Getting back to the original question. I want to know if there is any other situation that the user account cannot accessing those workstations by other methods, like WMI, RPC, etc. Which authentication methods are affected by the logon workstation setting in AD?
I was able to see that NTLM and Kerberos authenticated connections looked like they would hit this restriction.

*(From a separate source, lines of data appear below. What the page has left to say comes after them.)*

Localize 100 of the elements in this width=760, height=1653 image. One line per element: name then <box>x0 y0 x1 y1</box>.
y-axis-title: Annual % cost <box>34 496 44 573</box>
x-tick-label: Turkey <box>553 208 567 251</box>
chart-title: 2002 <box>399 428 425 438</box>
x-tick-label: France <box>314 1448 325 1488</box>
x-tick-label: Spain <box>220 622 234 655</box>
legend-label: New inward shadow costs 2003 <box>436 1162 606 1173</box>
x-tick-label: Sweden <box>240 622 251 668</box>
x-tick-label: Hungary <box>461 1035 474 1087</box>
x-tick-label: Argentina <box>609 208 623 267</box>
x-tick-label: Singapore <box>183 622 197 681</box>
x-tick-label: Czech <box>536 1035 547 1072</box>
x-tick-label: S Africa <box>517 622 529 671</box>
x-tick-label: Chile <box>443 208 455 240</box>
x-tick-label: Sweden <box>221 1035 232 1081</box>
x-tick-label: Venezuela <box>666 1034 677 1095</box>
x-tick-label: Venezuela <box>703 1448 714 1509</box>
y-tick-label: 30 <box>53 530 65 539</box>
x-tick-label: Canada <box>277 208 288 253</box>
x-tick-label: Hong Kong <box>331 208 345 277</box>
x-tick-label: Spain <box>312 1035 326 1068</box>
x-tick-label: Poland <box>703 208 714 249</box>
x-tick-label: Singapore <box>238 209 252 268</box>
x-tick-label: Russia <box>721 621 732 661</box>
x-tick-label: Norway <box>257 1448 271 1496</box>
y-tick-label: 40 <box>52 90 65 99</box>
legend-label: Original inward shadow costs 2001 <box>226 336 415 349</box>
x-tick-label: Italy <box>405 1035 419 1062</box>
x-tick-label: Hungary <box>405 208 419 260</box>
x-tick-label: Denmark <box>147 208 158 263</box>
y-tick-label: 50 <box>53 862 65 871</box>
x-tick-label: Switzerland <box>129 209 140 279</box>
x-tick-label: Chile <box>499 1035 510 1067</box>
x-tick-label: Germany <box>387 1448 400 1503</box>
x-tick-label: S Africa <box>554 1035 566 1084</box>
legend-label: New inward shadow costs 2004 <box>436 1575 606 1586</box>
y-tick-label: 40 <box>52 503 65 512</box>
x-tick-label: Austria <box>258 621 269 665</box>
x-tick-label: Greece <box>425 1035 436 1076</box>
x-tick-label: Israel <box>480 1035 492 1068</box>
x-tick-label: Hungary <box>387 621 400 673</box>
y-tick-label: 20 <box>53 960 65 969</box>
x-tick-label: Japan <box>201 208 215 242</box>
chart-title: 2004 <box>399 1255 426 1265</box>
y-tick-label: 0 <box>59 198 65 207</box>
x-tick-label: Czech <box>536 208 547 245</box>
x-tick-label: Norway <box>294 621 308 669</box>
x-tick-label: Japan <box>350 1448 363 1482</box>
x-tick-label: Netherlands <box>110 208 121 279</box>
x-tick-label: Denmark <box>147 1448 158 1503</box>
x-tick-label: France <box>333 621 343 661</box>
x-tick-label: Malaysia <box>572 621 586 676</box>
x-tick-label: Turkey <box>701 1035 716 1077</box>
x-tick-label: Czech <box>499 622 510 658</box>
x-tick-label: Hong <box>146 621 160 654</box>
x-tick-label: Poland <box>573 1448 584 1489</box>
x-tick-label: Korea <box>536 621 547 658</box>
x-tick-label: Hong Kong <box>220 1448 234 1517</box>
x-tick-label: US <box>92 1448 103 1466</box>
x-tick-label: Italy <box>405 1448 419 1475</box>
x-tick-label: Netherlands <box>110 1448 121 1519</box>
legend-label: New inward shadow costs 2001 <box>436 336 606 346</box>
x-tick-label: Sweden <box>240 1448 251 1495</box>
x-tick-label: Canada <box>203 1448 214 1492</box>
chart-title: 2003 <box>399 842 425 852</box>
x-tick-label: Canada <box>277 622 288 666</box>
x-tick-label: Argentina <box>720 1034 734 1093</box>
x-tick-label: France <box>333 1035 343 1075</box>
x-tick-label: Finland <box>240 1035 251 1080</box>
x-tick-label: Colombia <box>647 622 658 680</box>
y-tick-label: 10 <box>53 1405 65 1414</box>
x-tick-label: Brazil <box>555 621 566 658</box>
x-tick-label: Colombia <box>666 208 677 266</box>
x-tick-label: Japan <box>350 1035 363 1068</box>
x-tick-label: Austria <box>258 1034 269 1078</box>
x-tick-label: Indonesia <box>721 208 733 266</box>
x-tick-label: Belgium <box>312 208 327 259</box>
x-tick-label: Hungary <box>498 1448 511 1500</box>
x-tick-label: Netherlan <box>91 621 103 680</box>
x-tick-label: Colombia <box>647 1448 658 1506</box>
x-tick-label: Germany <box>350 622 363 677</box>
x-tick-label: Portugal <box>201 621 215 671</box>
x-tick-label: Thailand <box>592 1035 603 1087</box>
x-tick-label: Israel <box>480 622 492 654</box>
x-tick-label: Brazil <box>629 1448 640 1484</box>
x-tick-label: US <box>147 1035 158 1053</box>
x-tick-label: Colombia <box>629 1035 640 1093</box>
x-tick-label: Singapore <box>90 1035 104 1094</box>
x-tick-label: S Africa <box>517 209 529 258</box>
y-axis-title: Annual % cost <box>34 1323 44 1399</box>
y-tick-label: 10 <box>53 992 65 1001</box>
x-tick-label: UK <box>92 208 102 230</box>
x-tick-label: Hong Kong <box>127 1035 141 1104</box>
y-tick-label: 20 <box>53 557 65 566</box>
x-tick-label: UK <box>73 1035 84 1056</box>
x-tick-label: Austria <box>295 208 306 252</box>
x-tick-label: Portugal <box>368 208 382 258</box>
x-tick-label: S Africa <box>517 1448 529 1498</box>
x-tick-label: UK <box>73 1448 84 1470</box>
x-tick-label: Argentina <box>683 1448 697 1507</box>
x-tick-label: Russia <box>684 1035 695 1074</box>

Basically our products contain a check in the authentication types or methods (like Kerberos and NTLM) to see if the user has that restriction set and if they do they will reach an error condition called STATUS_INVALID_WORKSTATION which leads to (typically) STATUS_ACCOUNT_RESTRICTION. What that means is that if a remote connection (such as a remote RPC call, or accessing a share-authenticated SMB- on a remote computer the user has an account restriction set which doesn’t allow them to logon to) is authenticated using one of these methods and the user has a restriction from accessing that target computer then that connection will fail. That behavior should be expected and if I as an administrator saw otherwise that would be the time to delve into the problem of why a user was allowed when they shouldn’t have been.
I’ve had some other good questions which I haven’t had an opportunity to explore but I hope to be getting to them soon. Have a great day folks!